Dr. Sandra Piesik is an architect, curator, and writer specialising in technology development and transfer of natural materials, and the implementation of global sustainable legislation. Her new book, Habitat: Vernacular Architecture for a Changing Planet, published last month by Thames & Hudson, is “a collective contribution towards shifting sustainable development paradigms including the role of cities and the built environment on the changing planet. It includes contributions by over 140 scholars from 50 countries.” The immense threat of climate change has given rise to a whole spectrum of ethical and political concerns within the realm of architecture. This book sheds light on vernacular architecture that includes a critical understanding of a building’s history, providing a framework for what we can learn from ecologically coherent habitats and how we might confront contemporary realities. A collection of projects, essays, and imagery, the book presents unexplored views on architecture and creates a set of alliances which are drawn between people and places in the five major climate zones, covering tropical, desert, continental, temperate, and polar regions. “I hope that it will serve as a starting point for a new conversation about and engagement with placemaking,” the author commented.
In a recent interview for UrbanNext, she provided us with more insight into her work.
Miyako City, Japan in 2011. Motion between the rocky plates that form the Earth’s surface is not smooth. The accumulated pressure between plates can result in sudden ruptures when the two sides move, causing an earthquake.
Joana Lazarova: One of the primary purposes of architecture – and focus of your work – is providing shelter according to climatic adaptability. What are the main principles you take into consideration when you design a project?
Sandra Piesik: Yes, you are right to say that climatic adaptability is a central purpose of architecture; it is sometimes overlooked. I would say that there are several main principles that are important. One is the economic viability of a place or a project, because without it the opportunities for social contribution are few. Another one is the site itself – taking into consideration the climate, local resources, indigenous forms of architecture, and the cultural and social structure of the society around the site.
The exterior of Toposa village dwellings, South Sudan, are given a distinct character by thatching with shorter length grass or reeds, giving the appearance of numerous sharply de ned, overlapping registers. Women generally undertake their construction.
JL: We met back in 2013 during your workshop in which a prototype was built of the Sabla, the palm-leaf shelters in Domaine de Boisbuchet. Your work incorporates case studies of reengagement with indigenous materials and developing techniques embedded in vernacular design traditions using modern innovations. Can you tell us about the project built in Al Ain?
SP: We were very fortunate to actually deliver intermediate technology, building with date palm leaves in Al Ain within the context of the oasis, agriculture, and the city. The result was the first modern date palm leaf building in the Middle East. The material itself has been in economic circulation for almost 8,000 years and we engaged once again with the concept of circular economy. I feel that we provided a proof of concept that shows that it is still possible to use traditional building materials in a modern way. We received many awards for the Sabla and presented it at four UN conferences.
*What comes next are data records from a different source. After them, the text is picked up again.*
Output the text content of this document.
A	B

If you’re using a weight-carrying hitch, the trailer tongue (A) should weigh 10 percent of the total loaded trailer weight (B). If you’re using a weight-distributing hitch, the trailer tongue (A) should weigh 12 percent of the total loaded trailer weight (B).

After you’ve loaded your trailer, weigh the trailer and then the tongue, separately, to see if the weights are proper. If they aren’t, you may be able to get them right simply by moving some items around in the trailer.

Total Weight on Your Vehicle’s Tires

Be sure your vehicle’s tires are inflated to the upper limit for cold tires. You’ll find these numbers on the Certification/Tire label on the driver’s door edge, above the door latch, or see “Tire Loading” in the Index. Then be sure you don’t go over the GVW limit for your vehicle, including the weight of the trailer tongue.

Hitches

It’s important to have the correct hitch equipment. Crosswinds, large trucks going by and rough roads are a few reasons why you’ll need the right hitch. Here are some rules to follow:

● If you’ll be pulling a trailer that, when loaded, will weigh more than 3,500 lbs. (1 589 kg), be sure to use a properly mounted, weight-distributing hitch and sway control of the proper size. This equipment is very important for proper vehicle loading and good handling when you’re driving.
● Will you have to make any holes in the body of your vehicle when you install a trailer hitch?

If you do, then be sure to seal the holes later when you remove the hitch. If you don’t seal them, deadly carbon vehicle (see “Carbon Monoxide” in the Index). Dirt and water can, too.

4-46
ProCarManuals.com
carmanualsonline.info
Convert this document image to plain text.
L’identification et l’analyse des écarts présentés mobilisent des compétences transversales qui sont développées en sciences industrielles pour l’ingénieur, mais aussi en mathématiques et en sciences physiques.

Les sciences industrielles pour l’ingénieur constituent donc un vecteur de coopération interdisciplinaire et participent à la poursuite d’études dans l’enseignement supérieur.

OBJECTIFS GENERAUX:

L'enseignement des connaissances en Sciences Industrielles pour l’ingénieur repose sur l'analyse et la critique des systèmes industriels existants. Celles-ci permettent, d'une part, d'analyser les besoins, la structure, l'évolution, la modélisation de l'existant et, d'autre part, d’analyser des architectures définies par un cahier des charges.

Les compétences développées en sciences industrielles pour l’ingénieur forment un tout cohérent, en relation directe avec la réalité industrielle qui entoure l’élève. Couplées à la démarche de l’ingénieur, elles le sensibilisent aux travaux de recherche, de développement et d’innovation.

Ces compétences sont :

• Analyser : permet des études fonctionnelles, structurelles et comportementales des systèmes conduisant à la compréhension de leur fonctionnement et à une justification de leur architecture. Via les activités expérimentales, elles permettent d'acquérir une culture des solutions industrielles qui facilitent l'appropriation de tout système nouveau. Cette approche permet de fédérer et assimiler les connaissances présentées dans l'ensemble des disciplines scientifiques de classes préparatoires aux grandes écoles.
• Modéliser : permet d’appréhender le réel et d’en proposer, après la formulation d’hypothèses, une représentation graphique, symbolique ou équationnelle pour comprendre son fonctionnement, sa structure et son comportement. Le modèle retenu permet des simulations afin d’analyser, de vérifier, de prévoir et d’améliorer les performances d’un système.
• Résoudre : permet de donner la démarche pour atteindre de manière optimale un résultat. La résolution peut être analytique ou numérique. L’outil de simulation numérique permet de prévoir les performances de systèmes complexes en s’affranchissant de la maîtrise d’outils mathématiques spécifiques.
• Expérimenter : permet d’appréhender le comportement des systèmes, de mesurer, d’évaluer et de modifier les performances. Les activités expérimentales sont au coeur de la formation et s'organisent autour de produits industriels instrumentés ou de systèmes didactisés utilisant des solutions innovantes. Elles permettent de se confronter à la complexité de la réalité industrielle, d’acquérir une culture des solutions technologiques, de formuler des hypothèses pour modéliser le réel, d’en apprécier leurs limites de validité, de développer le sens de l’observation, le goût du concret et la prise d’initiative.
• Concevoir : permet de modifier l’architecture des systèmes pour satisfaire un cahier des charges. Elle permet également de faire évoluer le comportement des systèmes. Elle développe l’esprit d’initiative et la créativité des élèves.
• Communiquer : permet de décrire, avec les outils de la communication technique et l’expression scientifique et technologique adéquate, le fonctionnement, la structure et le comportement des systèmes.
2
JL: I want to touch briefly on your work as a climate activist. You recently participated in Climate Week New York City, the G-STIC 2017 Conference in Brussels, the Climate Innovation Summit organised by Climate KIC, and you are going to the COP 23 in Bonn shortly. In your opinion, how should we mobilise for more adequate representations of climate change within the realm of architecture in the “big-picture” perspective?
SP: We need to recognise that in 2015 the international community defined the global “big-picture” perspective through the Paris Agreement (Agenda 2020 or Post-2020) and through Sustainable Development Goals (Agenda 2030). These have been co-signed by over 190 countries, and all the non-state actors involved are working towards their implementation. The built environment needs to embrace global sustainable legislation and be clear about how it is planning to implement it in practice. The Technology Mechanisms are structured around the developed and developing world and we are in great danger of “copying” and “pasting” Western methods of calculating sustainability to parts of the world where they are not relevant.
To mobilize for adequate representation of the climate change agenda, architects need to present one united voice as a profession and be clear about what they can contribute to global climate action. As of today, this voice and the clarity of this message are still absent.
JL: Could you tell me about the projects you are currently working on?
SP: HABITAT has been a massive undertaking and I have felt the need to engage with the Paris Agreement and Sustainable Development Goals in the context of adaptation and technology development and transfer. I have created the HABITAT Events Programme, which discusses different aspects of technology transfer. We have had events in New York, London, Brussels, and Milan, and I very much look forward to our COP23 in the Bonn Side Event in the Mali Pavilion.